Before calling this method, a full contraction must have been performed (by calling
contract()
), otherwise an error is raised.- Parameters
output_gradient – A tensor of the same package (NumPy/CuPy/PyTorch), shape, dtype, strides, and location (CPU/GPU) as the contraction output (as returned by
contract()
), which in turn shares the same properties with the input operands. In a chain-rule setting,output_gradient
is the gradient w.r.t. the output tensor.stream – Provide the CUDA stream to use for the gradient computation. Acceptable inputs include
cudaStream_t
(as Pythonint
),cupy.cuda.Stream
, andtorch.cuda.Stream
. If a stream is not provided, the current stream will be used.release_workspace – A value of
True
specifies that theNetwork
object should release workspace memory back to the package memory pool on function return, while a value ofFalse
specifies that theNetwork
object should retain the memory. This option may be set toTrue
if the application performs other operations that consume a lot of memory between successive calls to the (same or different) execution API such asautotune()
,contract()
, orgradients()
, but incurs a small overhead due to obtaining and releasing workspace memory from and to the package memory pool on every call. The default isFalse
.
- Returns
A sequence of gradient tensors. The result is of the same length and type and on the same device as the input operands. For the gradient components that are not requested,
None
is returned.
Note
For PyTorch operands, calling this method is not tracked by the autograd graph.
Warning
This API is experimental and subject to future changes.
- reset_operands(*operands, stream=None)[source]¶
Reset the operands held by this
Network
instance.- This method has two use cases: (1) it can be used to provide new operands for execution when the
original operands are on the CPU, or (2) it can be used to release the internal reference to the previous operands and make their memory available for other use by passing
None
for theoperands
argument. In this case, this method must be called again to provide the desired operands before another call to execution APIs likeautotune()
,contract()
, orgradients()
.
This method is not needed when the operands reside on the GPU and in-place operations are used to update the operand values.

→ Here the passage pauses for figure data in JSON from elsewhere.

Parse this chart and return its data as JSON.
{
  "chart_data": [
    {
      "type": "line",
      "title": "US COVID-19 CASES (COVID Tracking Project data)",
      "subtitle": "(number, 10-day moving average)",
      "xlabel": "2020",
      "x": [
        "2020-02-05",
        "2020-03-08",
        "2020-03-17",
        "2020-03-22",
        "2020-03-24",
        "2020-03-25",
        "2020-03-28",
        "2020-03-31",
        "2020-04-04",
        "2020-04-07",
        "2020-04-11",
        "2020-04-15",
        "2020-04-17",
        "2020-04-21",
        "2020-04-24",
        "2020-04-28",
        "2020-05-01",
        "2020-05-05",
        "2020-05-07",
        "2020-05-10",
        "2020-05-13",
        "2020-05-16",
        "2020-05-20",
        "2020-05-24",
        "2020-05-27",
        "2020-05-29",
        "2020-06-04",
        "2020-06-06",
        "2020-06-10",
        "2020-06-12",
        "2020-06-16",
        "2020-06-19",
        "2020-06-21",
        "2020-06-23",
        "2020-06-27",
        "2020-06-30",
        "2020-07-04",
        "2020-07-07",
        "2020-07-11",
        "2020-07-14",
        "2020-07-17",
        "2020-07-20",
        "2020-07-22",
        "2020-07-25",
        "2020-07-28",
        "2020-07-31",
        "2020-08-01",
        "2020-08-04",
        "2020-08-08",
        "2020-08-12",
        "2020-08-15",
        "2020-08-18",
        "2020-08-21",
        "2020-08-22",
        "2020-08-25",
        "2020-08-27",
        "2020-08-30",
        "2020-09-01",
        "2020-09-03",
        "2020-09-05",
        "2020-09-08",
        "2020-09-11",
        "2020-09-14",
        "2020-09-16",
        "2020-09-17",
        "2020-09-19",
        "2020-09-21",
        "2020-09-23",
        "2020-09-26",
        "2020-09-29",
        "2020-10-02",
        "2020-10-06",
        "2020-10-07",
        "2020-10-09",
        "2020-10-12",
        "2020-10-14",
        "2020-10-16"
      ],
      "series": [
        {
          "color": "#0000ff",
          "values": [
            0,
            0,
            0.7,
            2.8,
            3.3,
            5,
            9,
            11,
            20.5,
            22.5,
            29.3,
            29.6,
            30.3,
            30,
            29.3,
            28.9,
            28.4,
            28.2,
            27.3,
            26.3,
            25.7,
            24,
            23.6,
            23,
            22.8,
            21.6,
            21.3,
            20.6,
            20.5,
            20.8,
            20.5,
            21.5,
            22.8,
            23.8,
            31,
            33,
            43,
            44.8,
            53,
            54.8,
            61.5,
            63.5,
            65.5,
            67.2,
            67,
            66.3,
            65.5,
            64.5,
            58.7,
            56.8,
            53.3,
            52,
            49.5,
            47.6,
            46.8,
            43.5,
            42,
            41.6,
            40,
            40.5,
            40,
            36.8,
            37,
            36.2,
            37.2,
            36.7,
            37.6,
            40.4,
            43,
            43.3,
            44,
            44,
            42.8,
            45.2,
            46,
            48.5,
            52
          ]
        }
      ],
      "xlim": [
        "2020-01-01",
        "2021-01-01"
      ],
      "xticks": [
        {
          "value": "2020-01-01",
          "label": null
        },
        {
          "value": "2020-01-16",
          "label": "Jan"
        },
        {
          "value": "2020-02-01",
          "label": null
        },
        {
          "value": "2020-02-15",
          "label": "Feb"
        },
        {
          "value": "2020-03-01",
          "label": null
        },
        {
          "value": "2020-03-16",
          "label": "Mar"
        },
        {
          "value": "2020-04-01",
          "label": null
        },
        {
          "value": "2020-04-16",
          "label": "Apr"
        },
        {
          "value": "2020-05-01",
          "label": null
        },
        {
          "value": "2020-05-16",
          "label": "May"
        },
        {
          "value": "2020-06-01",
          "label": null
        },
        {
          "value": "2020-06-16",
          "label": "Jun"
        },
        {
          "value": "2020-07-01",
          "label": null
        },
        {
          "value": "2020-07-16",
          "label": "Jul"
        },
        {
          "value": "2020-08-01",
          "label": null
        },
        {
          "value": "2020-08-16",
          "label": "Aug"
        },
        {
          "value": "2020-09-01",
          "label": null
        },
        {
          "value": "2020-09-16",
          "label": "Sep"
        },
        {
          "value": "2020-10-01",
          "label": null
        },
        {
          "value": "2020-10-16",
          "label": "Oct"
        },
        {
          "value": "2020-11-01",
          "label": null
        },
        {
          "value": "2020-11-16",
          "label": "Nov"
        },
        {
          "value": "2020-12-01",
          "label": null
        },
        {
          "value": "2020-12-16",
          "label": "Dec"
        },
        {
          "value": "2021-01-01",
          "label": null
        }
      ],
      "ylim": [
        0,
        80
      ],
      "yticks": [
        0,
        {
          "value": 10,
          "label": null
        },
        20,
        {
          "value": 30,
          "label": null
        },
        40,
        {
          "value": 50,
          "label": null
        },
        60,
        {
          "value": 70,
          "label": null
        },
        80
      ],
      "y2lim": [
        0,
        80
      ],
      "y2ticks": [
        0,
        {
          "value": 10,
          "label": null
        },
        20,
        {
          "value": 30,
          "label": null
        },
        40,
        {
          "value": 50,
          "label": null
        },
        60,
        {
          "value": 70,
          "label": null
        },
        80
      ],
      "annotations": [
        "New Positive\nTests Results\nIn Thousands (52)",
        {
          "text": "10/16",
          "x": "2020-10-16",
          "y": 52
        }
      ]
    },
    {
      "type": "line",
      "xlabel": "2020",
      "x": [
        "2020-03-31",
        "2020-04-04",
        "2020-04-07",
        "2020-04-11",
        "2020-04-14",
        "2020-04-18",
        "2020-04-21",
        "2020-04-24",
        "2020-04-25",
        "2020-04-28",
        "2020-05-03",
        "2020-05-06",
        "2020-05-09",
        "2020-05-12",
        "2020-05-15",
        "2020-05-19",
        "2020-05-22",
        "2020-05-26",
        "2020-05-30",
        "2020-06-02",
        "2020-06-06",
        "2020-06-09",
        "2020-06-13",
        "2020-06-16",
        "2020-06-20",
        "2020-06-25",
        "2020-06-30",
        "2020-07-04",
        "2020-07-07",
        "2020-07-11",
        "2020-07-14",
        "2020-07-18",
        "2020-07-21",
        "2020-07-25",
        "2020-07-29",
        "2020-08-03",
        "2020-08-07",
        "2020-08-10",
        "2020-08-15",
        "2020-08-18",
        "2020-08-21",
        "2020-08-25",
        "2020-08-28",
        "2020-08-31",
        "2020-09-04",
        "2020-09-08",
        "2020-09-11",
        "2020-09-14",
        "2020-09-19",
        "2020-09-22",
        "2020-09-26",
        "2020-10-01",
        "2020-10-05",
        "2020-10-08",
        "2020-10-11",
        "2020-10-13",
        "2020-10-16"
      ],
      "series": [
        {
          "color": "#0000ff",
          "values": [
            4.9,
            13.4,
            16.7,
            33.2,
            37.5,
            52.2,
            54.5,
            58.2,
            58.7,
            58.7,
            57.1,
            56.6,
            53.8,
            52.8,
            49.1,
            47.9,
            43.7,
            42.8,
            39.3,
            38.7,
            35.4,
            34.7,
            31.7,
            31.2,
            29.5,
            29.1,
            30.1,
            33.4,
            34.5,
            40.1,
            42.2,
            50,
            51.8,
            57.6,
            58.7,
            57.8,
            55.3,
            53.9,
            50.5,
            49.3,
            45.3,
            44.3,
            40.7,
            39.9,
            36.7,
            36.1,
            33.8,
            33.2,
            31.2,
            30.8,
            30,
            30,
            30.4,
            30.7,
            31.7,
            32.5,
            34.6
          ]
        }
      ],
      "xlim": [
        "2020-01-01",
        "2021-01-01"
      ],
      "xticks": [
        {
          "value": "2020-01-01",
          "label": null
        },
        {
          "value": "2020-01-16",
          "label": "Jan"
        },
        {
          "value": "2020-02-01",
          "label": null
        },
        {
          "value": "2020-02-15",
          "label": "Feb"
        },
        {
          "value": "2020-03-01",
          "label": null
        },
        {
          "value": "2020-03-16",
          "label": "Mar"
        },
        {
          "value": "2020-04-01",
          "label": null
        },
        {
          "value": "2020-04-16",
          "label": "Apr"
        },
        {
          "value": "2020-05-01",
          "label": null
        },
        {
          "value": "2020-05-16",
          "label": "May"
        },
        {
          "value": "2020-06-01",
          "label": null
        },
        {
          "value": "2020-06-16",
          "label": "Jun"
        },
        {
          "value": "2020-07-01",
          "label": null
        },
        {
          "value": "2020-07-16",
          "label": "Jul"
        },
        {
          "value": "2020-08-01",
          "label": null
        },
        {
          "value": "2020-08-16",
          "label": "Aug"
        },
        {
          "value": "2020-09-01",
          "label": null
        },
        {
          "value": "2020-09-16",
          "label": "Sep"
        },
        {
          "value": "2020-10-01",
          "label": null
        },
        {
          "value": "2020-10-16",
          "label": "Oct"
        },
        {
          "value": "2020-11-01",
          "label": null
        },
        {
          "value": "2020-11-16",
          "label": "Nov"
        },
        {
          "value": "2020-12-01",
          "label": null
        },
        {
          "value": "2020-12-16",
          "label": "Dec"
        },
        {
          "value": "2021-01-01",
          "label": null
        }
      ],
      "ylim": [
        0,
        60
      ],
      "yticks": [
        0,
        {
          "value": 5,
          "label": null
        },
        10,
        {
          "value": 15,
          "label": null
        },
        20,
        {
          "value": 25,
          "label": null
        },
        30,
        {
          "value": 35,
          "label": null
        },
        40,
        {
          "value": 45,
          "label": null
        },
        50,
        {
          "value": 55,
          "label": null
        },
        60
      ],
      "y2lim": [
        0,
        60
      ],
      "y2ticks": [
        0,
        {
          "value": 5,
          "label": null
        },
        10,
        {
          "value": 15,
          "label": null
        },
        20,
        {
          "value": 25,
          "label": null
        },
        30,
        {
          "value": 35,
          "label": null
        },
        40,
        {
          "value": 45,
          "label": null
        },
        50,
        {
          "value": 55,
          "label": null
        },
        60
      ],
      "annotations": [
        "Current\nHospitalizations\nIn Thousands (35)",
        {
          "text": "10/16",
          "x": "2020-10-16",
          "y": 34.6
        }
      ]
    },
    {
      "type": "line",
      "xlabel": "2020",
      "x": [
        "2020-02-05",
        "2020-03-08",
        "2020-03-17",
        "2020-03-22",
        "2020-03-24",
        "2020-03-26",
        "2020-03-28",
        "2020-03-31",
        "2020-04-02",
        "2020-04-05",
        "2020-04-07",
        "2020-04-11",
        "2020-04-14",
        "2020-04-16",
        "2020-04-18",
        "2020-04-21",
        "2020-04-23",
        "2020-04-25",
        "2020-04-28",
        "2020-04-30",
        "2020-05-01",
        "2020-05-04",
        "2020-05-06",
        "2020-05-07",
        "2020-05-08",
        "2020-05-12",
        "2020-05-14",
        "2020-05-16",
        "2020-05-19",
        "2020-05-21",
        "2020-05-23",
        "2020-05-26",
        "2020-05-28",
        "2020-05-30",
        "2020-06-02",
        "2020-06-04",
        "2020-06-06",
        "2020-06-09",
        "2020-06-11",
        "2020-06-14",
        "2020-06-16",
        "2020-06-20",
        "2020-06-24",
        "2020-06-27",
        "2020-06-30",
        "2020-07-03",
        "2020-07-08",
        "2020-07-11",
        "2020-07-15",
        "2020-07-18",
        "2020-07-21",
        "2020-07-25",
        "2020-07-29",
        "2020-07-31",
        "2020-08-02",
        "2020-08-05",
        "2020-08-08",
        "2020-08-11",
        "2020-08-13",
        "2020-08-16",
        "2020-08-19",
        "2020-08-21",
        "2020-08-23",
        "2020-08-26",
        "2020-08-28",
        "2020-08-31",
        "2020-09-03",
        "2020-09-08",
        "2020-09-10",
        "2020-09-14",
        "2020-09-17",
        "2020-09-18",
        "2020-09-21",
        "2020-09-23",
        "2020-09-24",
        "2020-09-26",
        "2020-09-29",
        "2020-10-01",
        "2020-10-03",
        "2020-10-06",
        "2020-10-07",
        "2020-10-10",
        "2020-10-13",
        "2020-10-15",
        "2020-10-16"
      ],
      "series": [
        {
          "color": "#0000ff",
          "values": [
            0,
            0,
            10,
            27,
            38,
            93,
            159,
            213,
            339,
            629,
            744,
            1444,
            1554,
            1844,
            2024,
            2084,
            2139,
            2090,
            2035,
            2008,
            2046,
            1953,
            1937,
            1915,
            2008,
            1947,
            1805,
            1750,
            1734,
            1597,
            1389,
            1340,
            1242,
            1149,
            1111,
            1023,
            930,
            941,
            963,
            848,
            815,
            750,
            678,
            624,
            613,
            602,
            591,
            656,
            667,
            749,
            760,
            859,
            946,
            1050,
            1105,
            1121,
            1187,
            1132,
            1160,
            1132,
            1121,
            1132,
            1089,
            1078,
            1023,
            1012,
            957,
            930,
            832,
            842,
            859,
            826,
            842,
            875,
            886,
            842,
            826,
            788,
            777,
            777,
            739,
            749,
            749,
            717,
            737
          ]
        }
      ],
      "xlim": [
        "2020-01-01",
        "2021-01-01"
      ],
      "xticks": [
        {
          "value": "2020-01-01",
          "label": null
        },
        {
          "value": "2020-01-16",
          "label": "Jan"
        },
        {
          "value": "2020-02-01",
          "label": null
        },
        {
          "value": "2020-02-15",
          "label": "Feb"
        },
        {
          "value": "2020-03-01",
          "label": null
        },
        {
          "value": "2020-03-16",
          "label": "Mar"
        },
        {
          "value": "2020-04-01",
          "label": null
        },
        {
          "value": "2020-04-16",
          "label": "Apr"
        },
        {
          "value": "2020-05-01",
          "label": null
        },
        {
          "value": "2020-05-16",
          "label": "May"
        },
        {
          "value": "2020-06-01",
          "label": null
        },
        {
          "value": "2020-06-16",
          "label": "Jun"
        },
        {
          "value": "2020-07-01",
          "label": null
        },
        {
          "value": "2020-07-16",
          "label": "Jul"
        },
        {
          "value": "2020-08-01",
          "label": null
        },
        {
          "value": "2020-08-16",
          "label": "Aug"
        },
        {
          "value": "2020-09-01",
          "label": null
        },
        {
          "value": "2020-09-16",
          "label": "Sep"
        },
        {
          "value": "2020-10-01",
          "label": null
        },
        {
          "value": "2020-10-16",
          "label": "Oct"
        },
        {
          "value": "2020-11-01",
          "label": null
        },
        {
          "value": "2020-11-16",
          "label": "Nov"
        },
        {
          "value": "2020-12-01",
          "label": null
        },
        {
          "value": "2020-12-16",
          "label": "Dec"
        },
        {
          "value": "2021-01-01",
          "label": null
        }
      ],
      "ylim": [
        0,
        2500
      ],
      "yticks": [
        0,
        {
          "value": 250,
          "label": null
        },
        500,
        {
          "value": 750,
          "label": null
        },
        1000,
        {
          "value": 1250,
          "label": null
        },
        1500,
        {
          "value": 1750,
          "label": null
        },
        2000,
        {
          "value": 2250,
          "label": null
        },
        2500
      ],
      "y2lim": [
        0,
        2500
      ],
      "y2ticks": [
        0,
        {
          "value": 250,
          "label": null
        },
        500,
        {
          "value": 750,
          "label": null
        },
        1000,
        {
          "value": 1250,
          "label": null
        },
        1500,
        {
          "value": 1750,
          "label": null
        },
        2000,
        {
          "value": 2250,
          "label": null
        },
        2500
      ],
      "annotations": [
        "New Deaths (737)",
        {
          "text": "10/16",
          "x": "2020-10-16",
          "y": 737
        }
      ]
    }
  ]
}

This method will perform various checks on the new operands to make sure:
The shapes, strides, datatypes match those of the old ones.
The packages that the operands belong to match those of the old ones.
If input tensors are on GPU, the library package and device must match.
- Parameters
operands – See
Network
’s documentation.stream – Provide the CUDA stream to use for resetting operands (this is used to copy the operands to the GPU if they are provided on the CPU). Acceptable inputs include
cudaStream_t
(as Pythonint
),cupy.cuda.Stream
, andtorch.cuda.Stream
. If a stream is not provided, the current stream will be used.